Reviewed on 3/29/2021

Tuberous sclerosis: A genetic disorder that is characterized by abnormalities of the skin, brain, kidney, and heart. Skin abnormalities are present in all cases of tuberous sclerosis. They include tiny benign tumors (angiofibromas) on the face and depigmented areas anywhere on the body. The brain abnormalities of tuberous sclerosis are mainly benign cortical tumors (tubers) that cause seizures, developmental delay, and mental retardation. The kidneys in a person with tuberous sclerosis often contain multiple cysts and benign tumors (angiomyolipomas).

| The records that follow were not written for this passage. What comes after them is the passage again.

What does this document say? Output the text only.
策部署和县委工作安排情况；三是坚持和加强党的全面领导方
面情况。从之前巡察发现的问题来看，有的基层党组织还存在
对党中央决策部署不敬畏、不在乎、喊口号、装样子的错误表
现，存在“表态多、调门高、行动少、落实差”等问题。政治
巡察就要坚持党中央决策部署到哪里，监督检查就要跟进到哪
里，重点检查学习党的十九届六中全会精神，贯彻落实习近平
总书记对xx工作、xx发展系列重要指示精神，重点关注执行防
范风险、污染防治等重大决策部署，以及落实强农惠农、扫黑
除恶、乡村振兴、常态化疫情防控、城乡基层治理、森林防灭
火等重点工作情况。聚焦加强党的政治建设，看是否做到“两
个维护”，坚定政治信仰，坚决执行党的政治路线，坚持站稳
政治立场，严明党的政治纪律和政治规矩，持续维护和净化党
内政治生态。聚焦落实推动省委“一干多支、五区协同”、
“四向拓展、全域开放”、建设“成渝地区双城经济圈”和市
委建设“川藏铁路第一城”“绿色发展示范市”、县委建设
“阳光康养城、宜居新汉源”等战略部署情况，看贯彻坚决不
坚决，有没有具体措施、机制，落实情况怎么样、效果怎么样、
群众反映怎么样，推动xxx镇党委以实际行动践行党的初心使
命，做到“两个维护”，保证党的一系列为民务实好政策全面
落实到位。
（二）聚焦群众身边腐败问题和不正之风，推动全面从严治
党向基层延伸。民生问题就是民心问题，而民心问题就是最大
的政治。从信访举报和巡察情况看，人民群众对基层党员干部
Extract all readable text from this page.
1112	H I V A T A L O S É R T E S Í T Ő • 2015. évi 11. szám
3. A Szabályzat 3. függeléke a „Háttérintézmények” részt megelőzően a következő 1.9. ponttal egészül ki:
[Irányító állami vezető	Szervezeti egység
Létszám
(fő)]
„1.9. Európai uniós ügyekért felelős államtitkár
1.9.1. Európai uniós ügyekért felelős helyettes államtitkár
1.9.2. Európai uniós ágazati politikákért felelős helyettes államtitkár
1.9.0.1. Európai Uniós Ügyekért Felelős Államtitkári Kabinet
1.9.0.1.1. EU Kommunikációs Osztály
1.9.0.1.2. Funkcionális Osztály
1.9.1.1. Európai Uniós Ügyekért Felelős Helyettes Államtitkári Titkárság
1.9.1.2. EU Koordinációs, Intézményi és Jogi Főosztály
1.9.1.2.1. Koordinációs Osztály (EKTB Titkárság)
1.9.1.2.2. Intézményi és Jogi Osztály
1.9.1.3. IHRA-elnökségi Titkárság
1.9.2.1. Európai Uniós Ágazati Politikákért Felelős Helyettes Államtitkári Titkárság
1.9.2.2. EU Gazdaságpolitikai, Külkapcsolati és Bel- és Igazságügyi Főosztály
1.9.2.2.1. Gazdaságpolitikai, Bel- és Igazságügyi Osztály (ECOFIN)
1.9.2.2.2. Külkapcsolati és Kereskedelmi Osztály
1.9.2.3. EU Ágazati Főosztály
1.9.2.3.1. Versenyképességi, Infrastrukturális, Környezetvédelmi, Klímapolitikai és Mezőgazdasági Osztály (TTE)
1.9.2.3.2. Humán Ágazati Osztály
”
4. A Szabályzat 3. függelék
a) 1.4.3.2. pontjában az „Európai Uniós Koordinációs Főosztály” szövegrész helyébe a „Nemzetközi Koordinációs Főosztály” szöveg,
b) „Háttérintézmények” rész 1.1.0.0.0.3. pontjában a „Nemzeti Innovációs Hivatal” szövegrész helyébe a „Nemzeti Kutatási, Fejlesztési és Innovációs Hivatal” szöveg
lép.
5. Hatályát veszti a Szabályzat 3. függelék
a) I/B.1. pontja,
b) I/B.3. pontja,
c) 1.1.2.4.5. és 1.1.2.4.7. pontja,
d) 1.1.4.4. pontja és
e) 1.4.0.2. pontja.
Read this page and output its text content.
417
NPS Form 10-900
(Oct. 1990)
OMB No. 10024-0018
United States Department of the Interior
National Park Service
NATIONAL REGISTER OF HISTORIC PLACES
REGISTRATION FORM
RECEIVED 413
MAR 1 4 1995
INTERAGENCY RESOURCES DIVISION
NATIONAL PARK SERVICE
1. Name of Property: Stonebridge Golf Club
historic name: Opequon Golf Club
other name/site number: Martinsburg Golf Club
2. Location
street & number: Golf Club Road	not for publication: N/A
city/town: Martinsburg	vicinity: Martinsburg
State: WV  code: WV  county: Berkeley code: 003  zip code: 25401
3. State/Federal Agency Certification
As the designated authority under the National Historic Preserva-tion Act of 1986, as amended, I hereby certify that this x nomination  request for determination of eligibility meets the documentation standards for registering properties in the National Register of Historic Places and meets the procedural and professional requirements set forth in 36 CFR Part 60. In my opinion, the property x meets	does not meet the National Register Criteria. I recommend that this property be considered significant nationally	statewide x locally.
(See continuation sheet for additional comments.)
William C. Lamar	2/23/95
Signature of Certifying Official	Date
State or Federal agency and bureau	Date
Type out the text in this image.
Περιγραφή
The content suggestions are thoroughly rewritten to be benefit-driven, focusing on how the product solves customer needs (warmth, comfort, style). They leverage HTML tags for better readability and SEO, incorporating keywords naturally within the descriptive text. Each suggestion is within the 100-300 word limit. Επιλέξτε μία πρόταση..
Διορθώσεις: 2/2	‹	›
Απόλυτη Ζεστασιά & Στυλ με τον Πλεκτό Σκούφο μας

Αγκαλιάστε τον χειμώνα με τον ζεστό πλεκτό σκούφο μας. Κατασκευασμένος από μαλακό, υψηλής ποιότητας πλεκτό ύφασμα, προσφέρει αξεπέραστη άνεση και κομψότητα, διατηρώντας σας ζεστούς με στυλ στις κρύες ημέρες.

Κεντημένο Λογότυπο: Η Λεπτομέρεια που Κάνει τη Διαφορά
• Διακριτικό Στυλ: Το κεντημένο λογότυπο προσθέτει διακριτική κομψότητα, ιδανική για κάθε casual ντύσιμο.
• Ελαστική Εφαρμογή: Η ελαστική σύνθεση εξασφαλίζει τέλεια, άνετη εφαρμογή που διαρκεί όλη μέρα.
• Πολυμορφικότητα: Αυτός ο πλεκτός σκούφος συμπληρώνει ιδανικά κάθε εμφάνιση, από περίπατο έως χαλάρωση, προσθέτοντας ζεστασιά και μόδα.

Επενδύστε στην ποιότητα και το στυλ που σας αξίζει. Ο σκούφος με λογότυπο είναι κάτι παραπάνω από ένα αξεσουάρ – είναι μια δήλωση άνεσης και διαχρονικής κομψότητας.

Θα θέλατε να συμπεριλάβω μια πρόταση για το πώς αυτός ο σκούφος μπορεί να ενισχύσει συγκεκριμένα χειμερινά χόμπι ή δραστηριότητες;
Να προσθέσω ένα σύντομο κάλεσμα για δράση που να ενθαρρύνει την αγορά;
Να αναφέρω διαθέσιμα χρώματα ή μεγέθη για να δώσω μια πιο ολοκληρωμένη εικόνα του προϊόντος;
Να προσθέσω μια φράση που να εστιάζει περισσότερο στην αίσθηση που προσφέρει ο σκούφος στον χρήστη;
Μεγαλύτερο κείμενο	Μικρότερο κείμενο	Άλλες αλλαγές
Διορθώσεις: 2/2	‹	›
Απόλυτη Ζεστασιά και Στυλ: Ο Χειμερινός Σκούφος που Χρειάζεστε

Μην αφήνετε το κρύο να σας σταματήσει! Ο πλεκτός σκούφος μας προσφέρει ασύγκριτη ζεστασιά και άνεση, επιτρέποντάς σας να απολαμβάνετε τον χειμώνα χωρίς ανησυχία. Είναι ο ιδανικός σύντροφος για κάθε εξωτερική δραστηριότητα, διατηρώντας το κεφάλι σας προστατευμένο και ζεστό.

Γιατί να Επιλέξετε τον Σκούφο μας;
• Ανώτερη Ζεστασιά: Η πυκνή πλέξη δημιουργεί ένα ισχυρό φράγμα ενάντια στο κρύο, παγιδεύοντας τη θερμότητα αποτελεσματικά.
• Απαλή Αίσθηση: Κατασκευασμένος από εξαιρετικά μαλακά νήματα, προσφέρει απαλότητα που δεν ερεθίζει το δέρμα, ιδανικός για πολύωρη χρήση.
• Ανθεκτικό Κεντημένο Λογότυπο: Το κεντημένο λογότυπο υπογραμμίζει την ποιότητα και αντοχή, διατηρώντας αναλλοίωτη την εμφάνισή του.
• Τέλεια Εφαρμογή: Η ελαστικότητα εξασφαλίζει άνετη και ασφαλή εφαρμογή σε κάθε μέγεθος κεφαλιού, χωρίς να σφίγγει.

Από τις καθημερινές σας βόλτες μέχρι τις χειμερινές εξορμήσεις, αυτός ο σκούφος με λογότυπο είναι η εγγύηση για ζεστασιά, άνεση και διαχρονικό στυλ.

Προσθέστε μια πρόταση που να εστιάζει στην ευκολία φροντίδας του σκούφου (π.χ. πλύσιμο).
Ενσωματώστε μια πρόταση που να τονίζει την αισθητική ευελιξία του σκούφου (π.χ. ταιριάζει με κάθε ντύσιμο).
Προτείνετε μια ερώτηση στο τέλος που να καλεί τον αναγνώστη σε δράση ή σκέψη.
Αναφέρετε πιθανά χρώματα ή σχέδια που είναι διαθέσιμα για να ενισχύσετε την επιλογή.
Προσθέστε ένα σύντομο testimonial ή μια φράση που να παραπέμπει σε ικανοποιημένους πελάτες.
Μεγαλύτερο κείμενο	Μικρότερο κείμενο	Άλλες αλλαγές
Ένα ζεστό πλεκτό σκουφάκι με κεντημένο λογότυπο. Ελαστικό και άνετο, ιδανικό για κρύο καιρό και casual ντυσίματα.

The heart problems of tuberous sclerosis include arrhythmias and benign heart muscle tumors (rhabdomyomas). Diagnosis is made via clinical observation, for example, in a child with a seizure disorder who has white spots on the skin that are most easily seen under ultraviolet light. Tuberous sclerosis is inherited in an autosomal dominant manner and results from mutation of either one of two genes: the TSC1 gene on chromosome 9 or the TSC2 gene on chromosome 16. TSC1 and TSC2 encode products called hamartin and tuberin, respectively, which act as tumor suppressors. Two-thirds of cases of tuberous sclerosis are due to new mutations, and the other one-third are inherited from parents.